# Topological characterization of the closed interval $$. I would like to learn purely topological characterizations of the closed real intervals (to justify the existence of algebraic topology). In particular, such a characterization should not use real numbers. I would like to see in what sense [0, 1] is topologically more important than, for example, the set of rationals, or the complex unit disc. I am especially interested in why the unit interval is so important in the study of compact Hausdorff spaces (metrization, Urysohn’s lemma). I have come up with the following one. Start with a definition of path connectedness that does not use \mathbb R: x_1 and x_2 are connected by a path in X if for every Hausdorff compact C and a,b\in C, there is a continuous f\colon C\to X such that f(a)=x_1 and f(b)=x_2. Now, if X is a Hausdorff space and distinct points x_1 and x_2 are connected by a path in X, then there is a minimal subspace of X in which x_1 and x_2 are still connected by a path, and every such subspace is homeomorphic to [0, 1]. Roughly speaking, ([0, 1], 0, 1) is the minimal bi-pointed Hausdorff space such that every bi-pointed Hausdorff compact can be mapped into it with the distinguished points being sent onto the distinguished points. Maybe in some sense it can be also said that X = [0, 1] is the “minimal” Hausdorff space such that every Hausdorff compact embeds into X^N for some N, but i do not know how to make this precise. My question is: what are other “natural” topological characterizations of [0, 1]? Update: I have duplicated this question on MathOverflow. #### Solutions Collecting From Web of "Topological characterization of the closed interval$$."

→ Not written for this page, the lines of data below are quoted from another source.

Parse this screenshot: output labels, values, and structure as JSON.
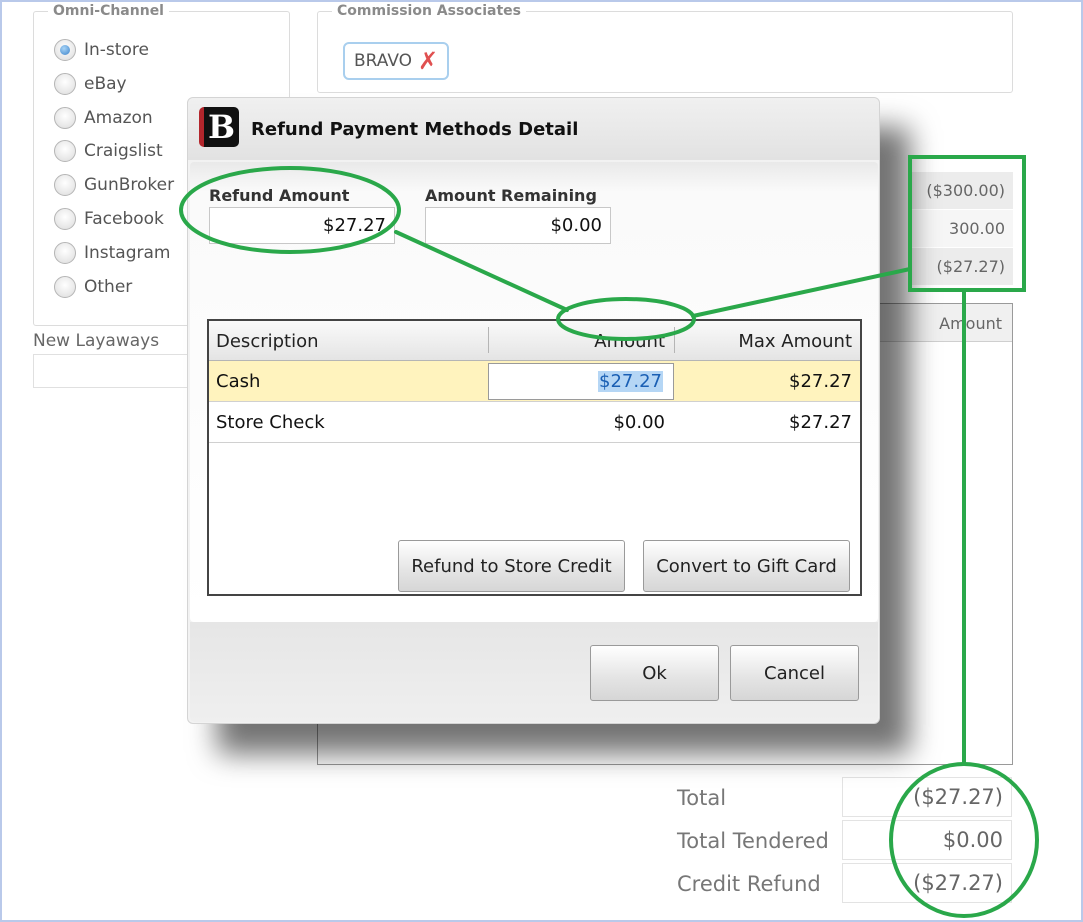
{
  "omni": {
    "title": "Omni-Channel",
    "options": [
      "In-store",
      "eBay",
      "Amazon",
      "Craigslist",
      "GunBroker",
      "Facebook",
      "Instagram",
      "Other"
    ],
    "selected": "In-store"
  },
  "layaways": {
    "label": "New Layaways"
  },
  "associates": {
    "title": "Commission Associates",
    "chip": "BRAVO"
  },
  "background_amounts": [
    "($300.00)",
    "300.00",
    "($27.27)"
  ],
  "background_table": {
    "amount_header": "Amount"
  },
  "totals": {
    "total_label": "Total",
    "total_value": "($27.27)",
    "tendered_label": "Total Tendered",
    "tendered_value": "$0.00",
    "credit_label": "Credit Refund",
    "credit_value": "($27.27)"
  },
  "dialog": {
    "logo_letter": "B",
    "title": "Refund Payment Methods Detail",
    "refund_amount_label": "Refund Amount",
    "refund_amount_value": "$27.27",
    "remaining_label": "Amount Remaining",
    "remaining_value": "$0.00",
    "table": {
      "headers": {
        "description": "Description",
        "amount": "Amount",
        "max_amount": "Max Amount"
      },
      "rows": [
        {
          "description": "Cash",
          "amount": "$27.27",
          "max_amount": "$27.27"
        },
        {
          "description": "Store Check",
          "amount": "$0.00",
          "max_amount": "$27.27"
        }
      ]
    },
    "buttons": {
      "store_credit": "Refund to Store Credit",
      "gift_card": "Convert to Gift Card",
      "ok": "Ok",
      "cancel": "Cancel"
    }
  },
  "annotation_color": "#2aa84a"
}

It is the unique second countable continuum with two non-cutpoints. This is due to Veblen, according to this overview.

A continuum is a connected and compact Hausdorff space, and a cutpoint (in a connected space) is a point that when removed leaves the remainder disconnected. The second countable is a (non-reals using) way of saying metrisable. One can prove the compactness and connectedness purely from order completeness of the order.

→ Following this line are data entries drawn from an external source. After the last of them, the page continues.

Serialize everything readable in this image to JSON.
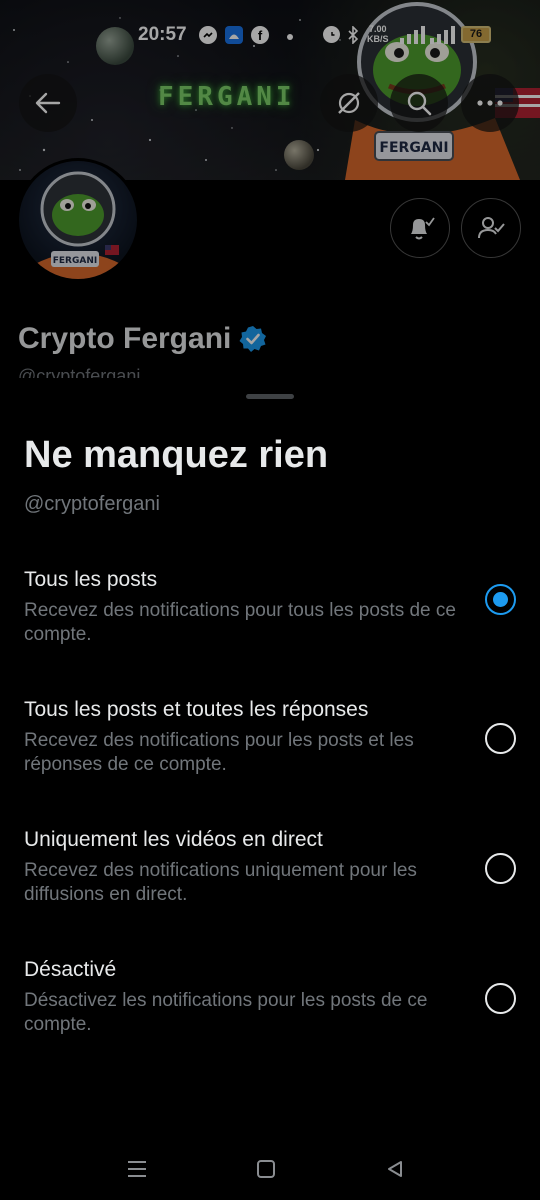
{
  "status_bar": {
    "time": "20:57",
    "net_speed": "7.00",
    "net_unit": "KB/S",
    "battery": "76",
    "icons": [
      "messenger-icon",
      "android-app-icon",
      "facebook-icon",
      "alarm-icon",
      "bluetooth-icon",
      "signal-icon",
      "wifi-icon",
      "battery-icon"
    ]
  },
  "banner": {
    "brand_text": "FERGANI",
    "accent_color": "#7fd16a"
  },
  "header": {
    "back_icon": "arrow-left-icon",
    "actions": [
      "grok-icon",
      "search-icon",
      "more-icon"
    ]
  },
  "profile": {
    "name": "Crypto Fergani",
    "handle": "@cryptofergani",
    "verified_color": "#1d9bf0",
    "actions": [
      "notification-bell-icon",
      "following-icon"
    ]
  },
  "sheet": {
    "title": "Ne manquez rien",
    "subtitle": "@cryptofergani",
    "selected_index": 0,
    "accent_color": "#1d9bf0",
    "options": [
      {
        "title": "Tous les posts",
        "description": "Recevez des notifications pour tous les posts de ce compte."
      },
      {
        "title": "Tous les posts et toutes les réponses",
        "description": "Recevez des notifications pour les posts et les réponses de ce compte."
      },
      {
        "title": "Uniquement les vidéos en direct",
        "description": "Recevez des notifications uniquement pour les diffusions en direct."
      },
      {
        "title": "Désactivé",
        "description": "Désactivez les notifications pour les posts de ce compte."
      }
    ]
  },
  "nav_bar": {
    "buttons": [
      "menu-icon",
      "home-icon",
      "back-icon"
    ]
  }
}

This is a duplicate of my answer on MO

Consider the class of all Hausdorff compacts with distinct points (i.e. which have more than $1$ point) that are absolute retracts in the class
of Hausdorff compacts.
Then $[0,1]$ is up to homeomorphism the only member of this class that embeds into every other.

A lesser-known characterization than the cut-point/end-point one is: A compact, connected metric space (‘continuum’) is an arc if and only if it is arc-like and path-connected.

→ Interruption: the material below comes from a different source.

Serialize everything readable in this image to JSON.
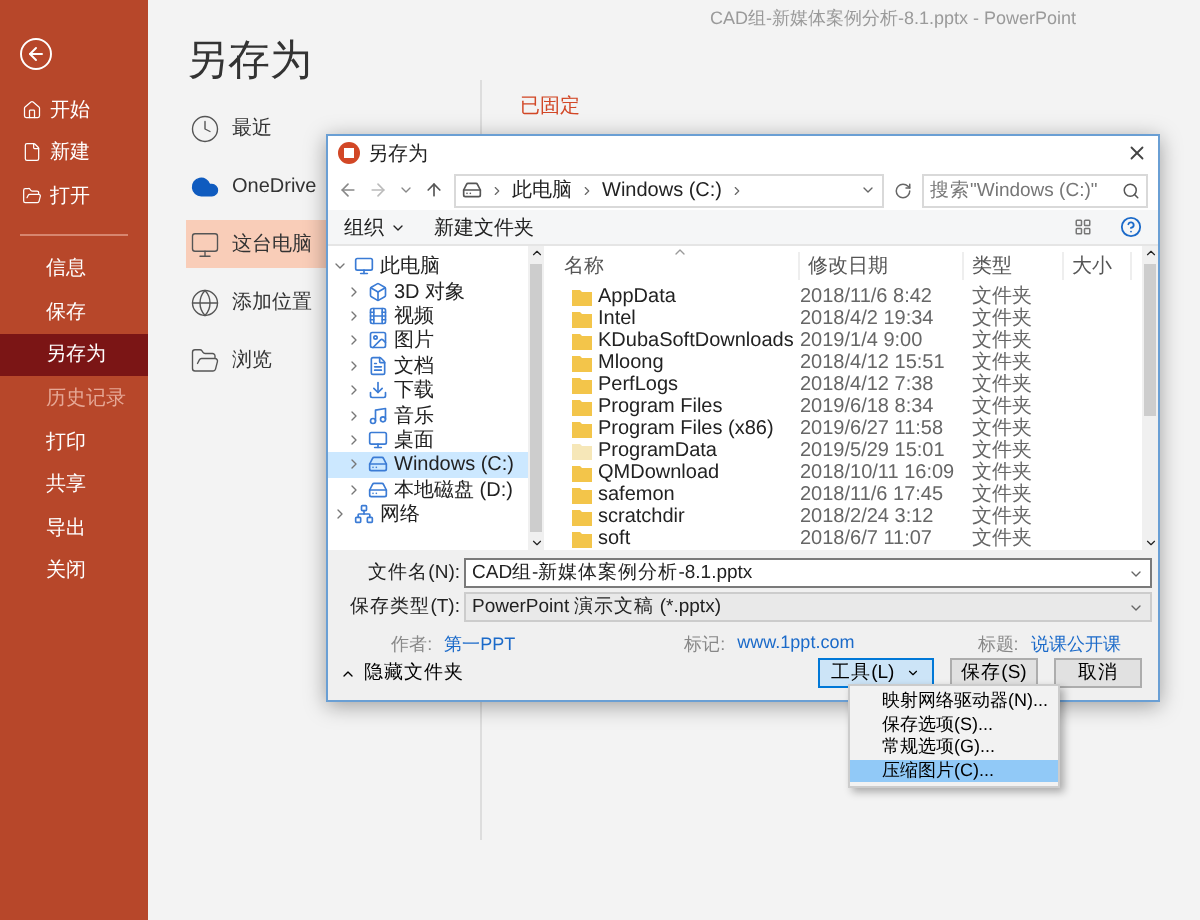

A continuum $X$ is arc-like if for every $\epsilon > 0$ there is a continuous mapping $f: X \rightarrow [0,1]$ with diam$(f^{-1}(y)) < \epsilon$ for all $y \in [0,1]$.

There are also characterizations within the setting of locally connected spaces. The book ‘Continuum Theory’ by Sam Nadler has a lot of characterizations of the arc.

In my opinion all characterizations of the interval $[0,1]$ that are not using the totality of real numbers are far from being natural and are awkward at least.

It is very simple to define what a closed interval is when you have the notion of the real numbers: it is a compact and connected subspace. The other way, from the interval to the whole totality of real numbers, is unnatural.

You can of course argue that you do not need the totality of real numbers to define the closed interval. It is true. But you still need the concept of the totality of real numbers (at least on the intuitive, naive level) to convince yourself that the space you defined really is (isomorphic) to the closed interval. Without it (assume you never heard about the set of real numbers) you just have defined some species of topological space. You do not know apriori that it has all the properties you demand from the closed interval, since you don’t know what a closed interval is. Therefore you do not know that it is useful from your perspective.

From the philosophical point of view such a definition is a classical vicious circle.

Do you really want to justify the existence of algebraic topology on the basis of vicious circle?

Please stay with what is simple, beautiful and not awkward.

Alexey, in your comment you asked about properties making $[0,1]$ more significant than other spaces. I believe that the properties making $[0,1]$ (and its higher dimensional analogues) so special are not of purely topological nature.

Algebraic topology is about functors from the topological world to the algebraic world. Those functors are used to extract topological knowledge from algebraic relations. From the topological perspective the functors of algebraic topology have to be computable to be of any value. For instance: you want to prove that two spaces are not homeomorphic. You are computing their fundamental groups (or other algebraic functors) and see that they are not isomorphic. The reason that you succeded was beacause you were able to compute those algebraic objects effectively. In this toy example I would like to point out that the crucial property of the functors of algebraic topology is computability.

To make my point of view more precise: usefulness and significance of the intervals in the realm of algebraic topology are not of purely topological nature.

They are of topological, algebraic and computational nature.

Just like the algebraic topology is about topology, algebra and computation of functors.

The intervals are so special because they can be used to construct functors that are “easily” computable. (I don’t think that this reason can be dissected any further. Also, it does not exclude the possibility that other spaces have this property.)